Quand il arriva sur la place du village et mit pied à terre, il fut littéralement assailli par un groupe de journalistes munis de micros, d’appareils photo et de caméras. Heureusement, Gilles, le responsable communication de la fédération l’avait prévenu et briefé sur les messages à passer et l’attitude à avoir.

Il répondit avec bienveillance aux questions et se prêta à une séance photo avec Anne et Mélanie.
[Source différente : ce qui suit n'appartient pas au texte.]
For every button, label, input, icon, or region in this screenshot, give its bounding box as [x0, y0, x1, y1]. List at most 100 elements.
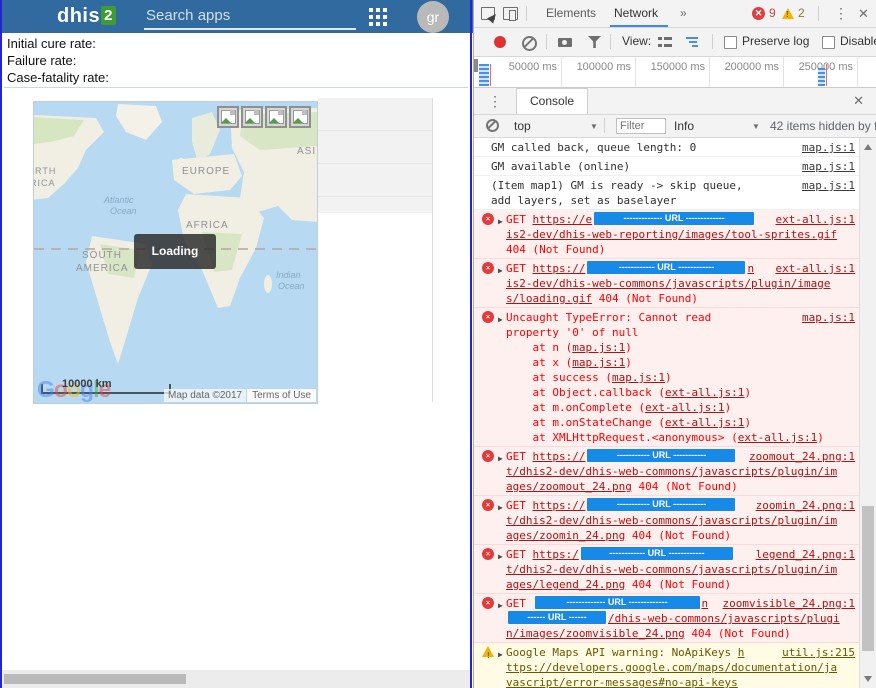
console-link[interactable]: is2-dev/dhis-web-reporting/images/tool-s…	[506, 228, 837, 241]
console-text: (Item map1) GM is ready -> skip queue,	[491, 179, 743, 192]
avatar[interactable]: gr	[417, 1, 449, 33]
warning-badge-icon[interactable]: !	[782, 8, 794, 19]
console-link[interactable]: https://e	[533, 213, 593, 226]
expand-triangle-icon[interactable]: ▶	[498, 263, 503, 278]
expand-triangle-icon[interactable]: ▶	[498, 451, 503, 466]
console-link[interactable]: s/loading.gif	[506, 292, 592, 305]
console-link[interactable]: n	[702, 597, 709, 610]
screenshot-camera-icon[interactable]	[558, 38, 572, 47]
console-link[interactable]: https://	[533, 499, 586, 512]
map-scale-label: 10000 km	[62, 378, 112, 390]
expand-triangle-icon[interactable]: ▶	[498, 312, 503, 327]
drawer-close-icon[interactable]: ✕	[853, 93, 864, 109]
source-link[interactable]: legend_24.png:1	[756, 547, 855, 562]
network-timeline-overview[interactable]: 50000 ms 100000 ms 150000 ms 200000 ms 2…	[474, 57, 876, 88]
console-link[interactable]: ages/zoomout_24.png	[506, 480, 632, 493]
console-link[interactable]: ext-all.js:1	[738, 431, 817, 444]
error-badge-icon[interactable]: ✕	[752, 7, 765, 20]
broken-image-icon[interactable]	[217, 106, 239, 128]
console-scrollbar[interactable]	[859, 138, 876, 688]
console-link[interactable]: ext-all.js:1	[645, 401, 724, 414]
console-link[interactable]: ages/zoomin_24.png	[506, 529, 625, 542]
more-tabs-icon[interactable]: »	[680, 6, 687, 20]
source-link[interactable]: ext-all.js:1	[776, 212, 855, 227]
source-link[interactable]: zoomin_24.png:1	[756, 498, 855, 513]
console-text: add layers, set as baselayer	[491, 194, 676, 207]
tab-elements[interactable]: Elements	[546, 6, 596, 20]
expand-triangle-icon[interactable]: ▶	[498, 598, 503, 613]
console-link[interactable]: t/dhis2-dev/dhis-web-commons/javascripts…	[506, 465, 837, 478]
preserve-log-checkbox[interactable]	[724, 36, 737, 49]
horizontal-scrollbar[interactable]	[2, 670, 470, 688]
source-link[interactable]: ext-all.js:1	[776, 261, 855, 276]
terms-of-use-link[interactable]: Terms of Use	[247, 389, 316, 402]
source-link[interactable]: zoomvisible_24.png:1	[723, 596, 855, 611]
console-link[interactable]: /dhis-web-commons/javascripts/plugi	[608, 612, 840, 625]
device-toolbar-icon[interactable]	[503, 7, 518, 20]
overview-waterfall-icon[interactable]	[686, 36, 700, 48]
source-link[interactable]: zoomout_24.png:1	[749, 449, 855, 464]
console-text: GET	[506, 597, 533, 610]
console-link[interactable]: n/images/zoomvisible_24.png	[506, 627, 685, 640]
console-link[interactable]: ttps://developers.google.com/maps/docume…	[506, 661, 837, 674]
console-link[interactable]: https:/	[533, 548, 579, 561]
console-link[interactable]: is2-dev/dhis-web-commons/javascripts/plu…	[506, 277, 831, 290]
source-link[interactable]: map.js:1	[802, 140, 855, 155]
devtools-close-icon[interactable]: ✕	[858, 6, 869, 22]
console-scrollbar-thumb[interactable]	[862, 506, 874, 651]
console-text: )	[817, 431, 824, 444]
timeline-handle[interactable]	[474, 59, 478, 72]
context-select[interactable]: top	[514, 119, 531, 133]
side-panel	[318, 98, 432, 213]
horizontal-scrollbar-thumb[interactable]	[4, 674, 186, 684]
large-rows-icon[interactable]	[658, 36, 672, 48]
devtools-menu-icon[interactable]: ⋮	[834, 5, 848, 22]
expand-triangle-icon[interactable]: ▶	[498, 214, 503, 229]
expand-triangle-icon[interactable]: ▶	[498, 647, 503, 662]
map-label: EUROPE	[182, 166, 230, 177]
filter-funnel-icon[interactable]	[588, 36, 601, 48]
scroll-up-icon[interactable]	[864, 144, 872, 150]
clear-icon[interactable]	[522, 36, 537, 51]
console-link[interactable]: map.js:1	[572, 356, 625, 369]
console-link[interactable]: vascript/error-messages#no-api-keys	[506, 676, 738, 688]
console-link[interactable]: https://	[533, 262, 586, 275]
dhis2-logo[interactable]: dhis2	[57, 5, 116, 28]
source-link[interactable]: map.js:1	[802, 178, 855, 193]
console-link[interactable]: ages/legend_24.png	[506, 578, 625, 591]
inspect-element-icon[interactable]	[481, 7, 495, 20]
apps-grid-icon[interactable]	[369, 8, 387, 26]
console-link[interactable]: ext-all.js:1	[665, 386, 744, 399]
console-link[interactable]: map.js:1	[612, 371, 665, 384]
tab-network[interactable]: Network	[614, 6, 658, 20]
scroll-down-icon[interactable]	[864, 676, 872, 682]
expand-triangle-icon[interactable]: ▶	[498, 549, 503, 564]
tab-console[interactable]: Console	[516, 88, 588, 114]
console-link[interactable]: map.js:1	[572, 341, 625, 354]
broken-image-icon[interactable]	[289, 106, 311, 128]
drawer-menu-icon[interactable]: ⋮	[488, 93, 502, 110]
source-link[interactable]: util.js:215	[782, 645, 855, 660]
console-link[interactable]: https://	[533, 450, 586, 463]
console-link[interactable]: ext-all.js:1	[665, 416, 744, 429]
source-link[interactable]: map.js:1	[802, 159, 855, 174]
record-icon[interactable]	[494, 36, 506, 48]
broken-image-icon[interactable]	[241, 106, 263, 128]
console-message-error: ✕▶Uncaught TypeError: Cannot readpropert…	[474, 308, 876, 447]
console-link[interactable]: t/dhis2-dev/dhis-web-commons/javascripts…	[506, 514, 837, 527]
world-map[interactable]: RTH RICA EUROPE ASI. AFRICA SOUTH AMERIC…	[33, 101, 318, 404]
log-level-select[interactable]: Info	[674, 119, 694, 133]
expand-triangle-icon[interactable]: ▶	[498, 500, 503, 515]
error-icon: ✕	[482, 597, 494, 609]
console-link[interactable]: h	[738, 646, 745, 659]
broken-image-icon[interactable]	[265, 106, 287, 128]
console-link[interactable]: t/dhis2-dev/dhis-web-commons/javascripts…	[506, 563, 837, 576]
console-link[interactable]: n	[747, 262, 754, 275]
search-apps-input[interactable]: Search apps	[146, 7, 230, 24]
clear-console-icon[interactable]	[486, 119, 499, 132]
console-filter-input[interactable]	[616, 118, 666, 134]
error-icon: ✕	[482, 548, 494, 560]
error-count: 9	[769, 6, 776, 20]
source-link[interactable]: map.js:1	[802, 310, 855, 325]
disable-cache-checkbox[interactable]	[822, 36, 835, 49]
Pendant ce temps, l’ensemble du cortège était arrivé et une joyeuse foule se pressait entre dégustations des produits locaux, peinture corporelle, parties de pétanques et discussions animées. On pouvait voir des naturistes, des textiles, des enfants nus qui couraient partout ou qui jouaient à chat avec d’autres enfants textiles. Bref, une jolie pagaille mélangée sans que personne ne semble se poser de question sur la nudité de la majorité de présents.

— Pari gagné Guillaume, dit Mélanie alors que la séance photo se terminait.

— Il semblerait que oui, répondit Guillaume. Grâce à vous !

— C’est un travail d’équipe et vous en êtes à l’initiative. Espérons que cela puisse donner des idées à d’autres communes ou groupes associatifs. Nous avons besoin de dizaines, de centaines, de milliers de Guillaume.

— Pour le moment, nous avons juste besoin de nous appuyer sur cette belle ferveur pour continuer à faire avancer le projet. Et nous avons besoin de vous.

— Vous pouvez compter sur nous. Nous serons là à vos côtés.

— Merci, Mélanie, dit Anne en embrassant la présidente et en la serrant dans ses bras.

La journée se termina doucement. Les participants partaient lentement. Certains s’étaient rhabillés, d’autres étaient repartis nus à vélo, Guillaume avait raccompagné les enfants à la ferme pendant qu’Anne s’assurait que la place retrouvait son calme et sa propreté, avec les membres de son comité d’organisation et Mélanie qui était restée donner un coup de main.

Une fois le dernier stand démonté, elles s’assirent à la terrasse du café de la place pour fêter cette belle journée. Patrick, le patron, sortit prendre leur commande tout sourire. Il faut dire qu’il avait fait sa plus grosse journée depuis des années. Avec le retour du cortège, il n’avait pas désempli. Il offrit une bouteille de rosé, la tournée du patron, dit-il, à cet aréopage de femmes nues à la terrasse de son café.

— Alors, heureuse madame Pétrie ?

— Heureuse Patrick. Toi aussi ?

— On ne peut pas être plus ravi, Anne. Vous allez continuer ce truc de nudistes ?

— Ce truc de nudistes comme tu dis, c’est du naturisme, une manière vivre en harmonie avec la nature, caractérisée par la pratique de la nudité en commun, et qui a pour conséquence de favoriser le respect de soi-même, le respect des autres et de l’environnement. C’est la définition officielle. Pourquoi tu poses cette question ?

— J’entends dire que Guillaume voudrait rendre cette pratique quotidienne à Rives. Je posais juste la question.

— Et tu en penses quoi ?

— Je m’en fiche pas mal. Tant que ça me permet de travailler, que les gens soit à poil ou habiller, ça les regarde.

— Eh bien, tu as raison. C’est une question de choix et de respect de ces choix. Il se peut qu’il continue alors, dit Anne, en maintenant une certaine dose de mystère. En attendant, merci beaucoup pour le rosé et trinquons à Rives.

Les verres tintèrent et la soirée se termina comme la journée avait commencé, dans la bonne humeur et une nudité simple et saine. Anne enfourcha son vélo et repartit avec Mélanie, doucement, en discutant comme deux amies de longues dates. L’air était léger, l’avenir souriant.